🤖 AI Summary
Traditional single-species plant counting models suffer from poor generalization due to the continuous emergence of new plant species and highly variable imaging conditions—including diverse scenes, scales, and occlusions.
Method: We propose the first vision foundation model for universal plant counting—capable of cross-scene, cross-scale, and cross-species generalization. Inspired by class-agnostic counting, we introduce a multi-branch box-aware local counting module that jointly performs local density estimation and feature extraction–matching to robustly model plants’ dynamic, non-rigid structures. The model is built upon a pure vision Transformer architecture and trained on two newly constructed datasets: PAC-105 and PAC-Somalia.

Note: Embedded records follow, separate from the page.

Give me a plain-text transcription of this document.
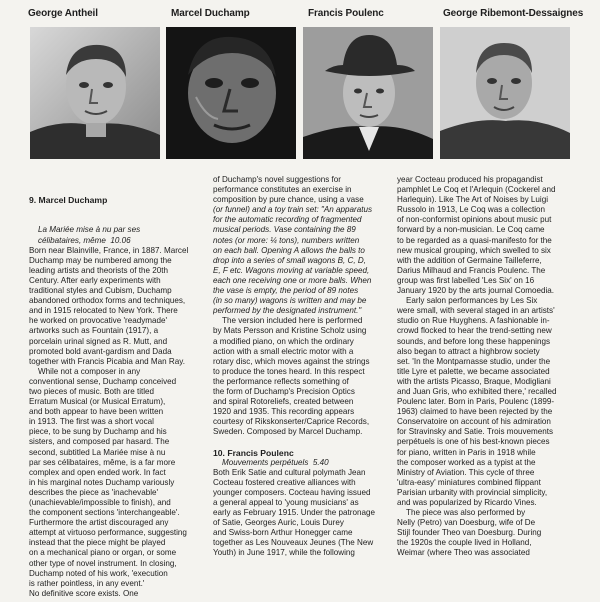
George Antheil	Marcel Duchamp	Francis Poulenc	George Ribemont-Dessaignes

9. Marcel Duchamp

La Mariée mise à nu par ses

célibataires, même  10.06

Born near Blainville, France, in 1887. Marcel

Duchamp may be numbered among the

leading artists and theorists of the 20th

Century. After early experiments with

traditional styles and Cubism, Duchamp

abandoned orthodox forms and techniques,

and in 1915 relocated to New York. There

he worked on provocative 'readymade'

artworks such as Fountain (1917), a

porcelain urinal signed as R. Mutt, and

promoted bold avant-gardism and Dada

together with Francis Picabia and Man Ray.

While not a composer in any

conventional sense, Duchamp conceived

two pieces of music. Both are titled

Erratum Musical (or Musical Erratum),

and both appear to have been written

in 1913. The first was a short vocal

piece, to be sung by Duchamp and his

sisters, and composed par hasard. The

second, subtitled La Mariée mise à nu

par ses célibataires, même, is a far more

complex and open ended work. In fact

in his marginal notes Duchamp variously

describes the piece as 'inachevable'

(unachievable/impossible to finish), and

the component sections 'interchangeable'.

Furthermore the artist discouraged any

attempt at virtuoso performance, suggesting

instead that the piece might be played

on a mechanical piano or organ, or some

other type of novel instrument. In closing,

Duchamp noted of his work, 'execution

is rather pointless, in any event.'

No definitive score exists. One

of Duchamp's novel suggestions for

performance constitutes an exercise in

composition by pure chance, using a vase

(or funnel) and a toy train set: "An apparatus

for the automatic recording of fragmented

musical periods. Vase containing the 89

notes (or more: ¼ tons), numbers written

on each ball. Opening A allows the balls to

drop into a series of small wagons B, C, D,

E, F etc. Wagons moving at variable speed,

each one receiving one or more balls. When

the vase is empty, the period of 89 notes

(in so many) wagons is written and may be

performed by the designated instrument."

The version included here is performed

by Mats Persson and Kristine Scholz using

a modified piano, on which the ordinary

action with a small electric motor with a

rotary disc, which moves against the strings

to produce the tones heard. In this respect

the performance reflects something of

the form of Duchamp's Precision Optics

and spiral Rotoreliefs, created between

1920 and 1935. This recording appears

courtesy of Rikskonserter/Caprice Records,

Sweden. Composed by Marcel Duchamp.

10. Francis Poulenc

Mouvements perpétuels  5.40

Both Erik Satie and cultural polymath Jean

Cocteau fostered creative alliances with

younger composers. Cocteau having issued

a general appeal to 'young musicians' as

early as February 1915. Under the patronage

of Satie, Georges Auric, Louis Durey

and Swiss-born Arthur Honegger came

together as Les Nouveaux Jeunes (The New

Youth) in June 1917, while the following

year Cocteau produced his propagandist

pamphlet Le Coq et l'Arlequin (Cockerel and

Harlequin). Like The Art of Noises by Luigi

Russolo in 1913, Le Coq was a collection

of non-conformist opinions about music put

forward by a non-musician. Le Coq came

to be regarded as a quasi-manifesto for the

new musical grouping, which swelled to six

with the addition of Germaine Tailleferre,

Darius Milhaud and Francis Poulenc. The

group was first labelled 'Les Six' on 16

January 1920 by the arts journal Comoedia.

Early salon performances by Les Six

were small, with several staged in an artists'

studio on Rue Huyghens. A fashionable in-

crowd flocked to hear the trend-setting new

sounds, and before long these happenings

also began to attract a highbrow society

set. 'In the Montparnasse studio, under the

title Lyre et palette, we became associated

with the artists Picasso, Braque, Modigliani

and Juan Gris, who exhibited there,' recalled

Poulenc later. Born in Paris, Poulenc (1899-

1963) claimed to have been rejected by the

Conservatoire on account of his admiration

for Stravinsky and Satie. Trois mouvements

perpétuels is one of his best-known pieces

for piano, written in Paris in 1918 while

the composer worked as a typist at the

Ministry of Aviation. This cycle of three

'ultra-easy' miniatures combined flippant

Parisian urbanity with provincial simplicity,

and was popularized by Ricardo Vines.

The piece was also performed by

Nelly (Petro) van Doesburg, wife of De

Stijl founder Theo van Doesburg. During

the 1920s the couple lived in Holland,

Weimar (where Theo was associated
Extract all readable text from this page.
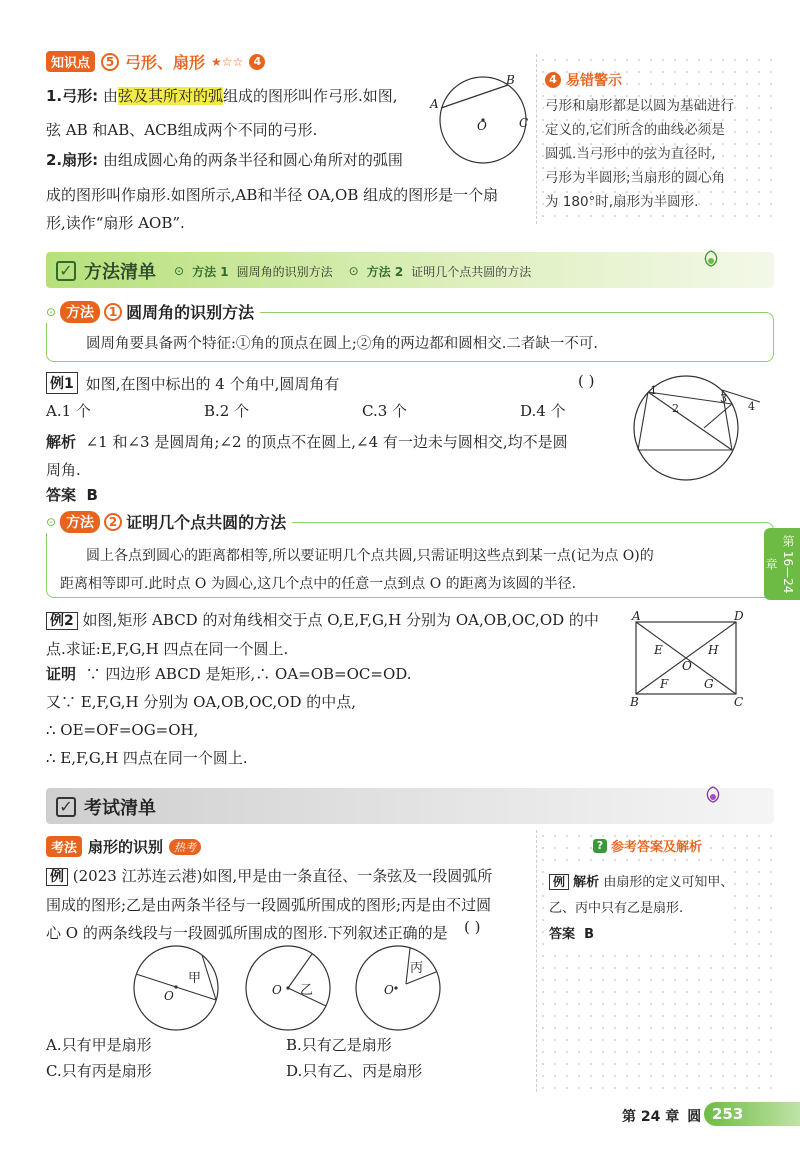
知识点	5 弓形、扇形 ★☆☆ 4
1.弓形: 由弦及其所对的弧组成的图形叫作弓形.如图,
弦 AB 和AB、ACB组成两个不同的弓形.
2.扇形: 由组成圆心角的两条半径和圆心角所对的弧围
成的图形叫作扇形.如图所示,AB和半径 OA,OB 组成的图形是一个扇
形,读作“扇形 AOB”.
A
B
C
O
4 易错警示
弓形和扇形都是以圆为基础进行
定义的,它们所含的曲线必须是
圆弧.当弓形中的弦为直径时,
弓形为半圆形;当扇形的圆心角
为 180°时,扇形为半圆形.
✓ 方法清单 ⊙ 方法 1 圆周角的识别方法 ⊙ 方法 2 证明几个点共圆的方法
⊙ 方法	1 圆周角的识别方法
圆周角要具备两个特征:①角的顶点在圆上;②角的两边都和圆相交.二者缺一不可.
例1 如图,在图中标出的 4 个角中,圆周角有	( )
A.1 个	B.2 个	C.3 个	D.4 个
解析 ∠1 和∠3 是圆周角;∠2 的顶点不在圆上,∠4 有一边未与圆相交,均不是圆
周角.
答案 B
1
2
3
4
⊙ 方法	2 证明几个点共圆的方法
圆上各点到圆心的距离都相等,所以要证明几个点共圆,只需证明这些点到某一点(记为点 O)的
距离相等即可.此时点 O 为圆心,这几个点中的任意一点到点 O 的距离为该圆的半径.	第 16—24 章
例2 如图,矩形 ABCD 的对角线相交于点 O,E,F,G,H 分别为 OA,OB,OC,OD 的中
点.求证:E,F,G,H 四点在同一个圆上.
证明 ∵ 四边形 ABCD 是矩形,∴ OA=OB=OC=OD.
又∵ E,F,G,H 分别为 OA,OB,OC,OD 的中点,
∴ OE=OF=OG=OH,
∴ E,F,G,H 四点在同一个圆上.
A	D
B	C
E	H
O
F	G
✓ 考试清单
考法 扇形的识别	热考
例 (2023 江苏连云港)如图,甲是由一条直径、一条弦及一段圆弧所
围成的图形;乙是由两条半径与一段圆弧所围成的图形;丙是由不过圆
心 O 的两条线段与一段圆弧所围成的图形.下列叙述正确的是	( )
甲
O	乙
O
丙
O
A.只有甲是扇形	B.只有乙是扇形
C.只有丙是扇形	D.只有乙、丙是扇形
? 参考答案及解析
例 解析 由扇形的定义可知甲、
乙、丙中只有乙是扇形.
答案 B
第 24 章 圆 253
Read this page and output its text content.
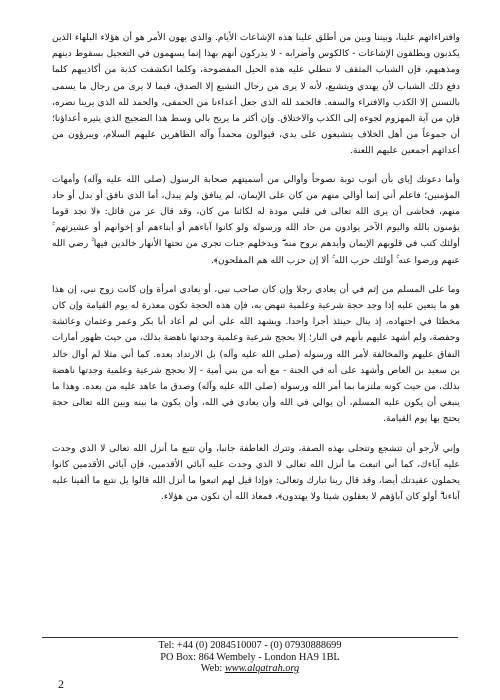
وافتراءاتهم علينا، وبيننا وبين من أطلق علينا هذه الإشاعات الأيام. والذي يهون الأمر هو أن هؤلاء البلهاء الذين يكذبون ويطلقون الإشاعات - كالكوس وأضرابه - لا يدركون أنهم بهذا إنما يسهمون في التعجيل بسقوط دينهم ومذهبهم، فإن الشباب المثقف لا تنطلي عليه هذه الحيل المفضوحة، وكلما انكشفت كذبة من أكاذيبهم كلما دفع ذلك الشباب لأن يهتدي ويتشيع، لأنه لا يرى من رجال التشيع إلا الصدق، فيما لا يرى من رجال ما يسمى بالتسنن إلا الكذب والافتراء والسفه. فالحمد لله الذي جعل أعداءنا من الحمقى، والحمد لله الذي يرينا نصره، فإن من آية المهزوم لجوءه إلى الكذب والاختلاق. وإن أكثر ما يريح بالي وسط هذا الضجيج الذي يثيره أعداؤنا؛ أن جموعاً من أهل الخلاف يتشيعون على يدي، فيوالون محمداً وآله الطاهرين عليهم السلام، ويبرؤون من أعدائهم أجمعين عليهم اللعنة.

وأما دعوتك إياي بأن أتوب توبة نصوحاً وأوالي من أسميتهم صحابة الرسول (صلى الله عليه وآله) وأمهات المؤمنين؛ فاعلم أني إنما أوالي منهم من كان على الإيمان، لم ينافق ولم يبدل، أما الذي نافق أو بدل أو حاد منهم، فحاشى أن يرى الله تعالى في قلبي مودة له لكائنا من كان، وقد قال عز من قائل: ﴿لا تجد قوما يؤمنون بالله واليوم الآخر يوادون من حاد الله ورسوله ولو كانوا آباءهم أو أبناءهم أو إخوانهم أو عشيرتهم ۚ أولئك كتب في قلوبهم الإيمان وأيدهم بروح منه ۖ ويدخلهم جنات تجري من تحتها الأنهار خالدين فيها ۚ رضي الله عنهم ورضوا عنه ۚ أولئك حزب الله ۚ ألا إن حزب الله هم المفلحون﴾.

وما على المسلم من إثم في أن يعادي رجلا وإن كان صاحب نبي، أو يعادي امرأة وإن كانت زوج نبي، إن هذا هو ما يتعين عليه إذا وجد حجة شرعية وعلمية تنهض به، فإن هذه الحجة تكون معذرة له يوم القيامة وإن كان مخطئا في اجتهاده، إذ ينال حينئذ أجرا واحدا. ويشهد الله علي أني لم أعاد أبا بكر وعمر وعثمان وعائشة وحفصة، ولم أشهد عليهم بأنهم في النار؛ إلا بحجج شرعية وعلمية وجدتها ناهضة بذلك، من حيث ظهور أمارات النفاق عليهم والمخالفة لأمر الله ورسوله (صلى الله عليه وآله) بل الارتداد بعده. كما أني مثلا لم أوال خالد بن سعيد بن العاص وأشهد على أنه في الجنة - مع أنه من بني أمية - إلا بحجج شرعية وعلمية وجدتها ناهضة بذلك، من حيث كونه ملتزما بما أمر الله ورسوله (صلى الله عليه وآله) وصدق ما عاهد عليه من بعده. وهذا ما ينبغي أن يكون عليه المسلم، أن يوالي في الله وأن يعادي في الله، وأن يكون ما بينه وبين الله تعالى حجة يحتج بها يوم القيامة.

وإني لأرجو أن تتشجع وتتحلى بهذه الصفة، وتترك العاطفة جانبا، وأن تتبع ما أنزل الله تعالى لا الذي وجدت عليه آباءك، كما أني اتبعت ما أنزل الله تعالى لا الذي وجدت عليه آبائي الأقدمين، فإن آبائي الأقدمين كانوا يحملون عقيدتك أيضا، وقد قال ربنا تبارك وتعالى: ﴿وإذا قيل لهم اتبعوا ما أنزل الله قالوا بل نتبع ما ألفينا عليه آباءنا ۗ أولو كان آباؤهم لا يعقلون شيئا ولا يهتدون﴾، فمعاذ الله أن نكون من هؤلاء.

Tel: +44 (0) 2084510007 - (0) 07930888699
PO Box: 864 Wembely - London HA9 1BL
Web: www.alqatrah.org
2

Results: Extensive experiments demonstrate significant improvements over state-of-the-art class-agnostic counting methods across multiple challenging benchmarks, achieving higher accuracy (18.3% lower MAE), strong robustness to scale and scene variations, and efficient inference—establishing a scalable foundation model paradigm for plant biodiversity monitoring.
📝 Abstract
Accurate plant counting provides valuable information for agriculture such as crop yield prediction, plant density assessment, and phenotype quantification. Vision-based approaches are currently the mainstream solution. Prior art typically uses a detection or a regression model to count a specific plant. However, plants have biodiversity, and new cultivars are increasingly bred each year. It is almost impossible to exhaust and build all species-dependent counting models. Inspired by class-agnostic counting (CAC) in computer vision, we argue that it is time to rethink the problem formulation of plant counting, from what plants to count to how to count plants. In contrast to most daily objects with spatial and temporal invariance, plants are dynamic, changing with time and space. Their non-rigid structure often leads to worse performance than counting rigid instances like heads and cars such that current CAC and open-world detection models are suboptimal to count plants. In this work, we inherit the vein of the TasselNet plant counting model and introduce a new extension, TasselNetV4, shifting from species-specific counting to cross-species counting. TasselNetV4 marries the local counting idea of TasselNet with the extract-and-match paradigm in CAC. It builds upon a plain vision transformer and incorporates novel multi-branch box-aware local counters used to enhance cross-scale robustness. Two challenging datasets, PAC-105 and PAC-Somalia, are harvested. Extensive experiments against state-of-the-art CAC models show that TasselNetV4 achieves not only superior counting performance but also high efficiency.Our results indicate that TasselNetV4 emerges to be a vision foundation model for cross-scene, cross-scale, and cross-species plant counting.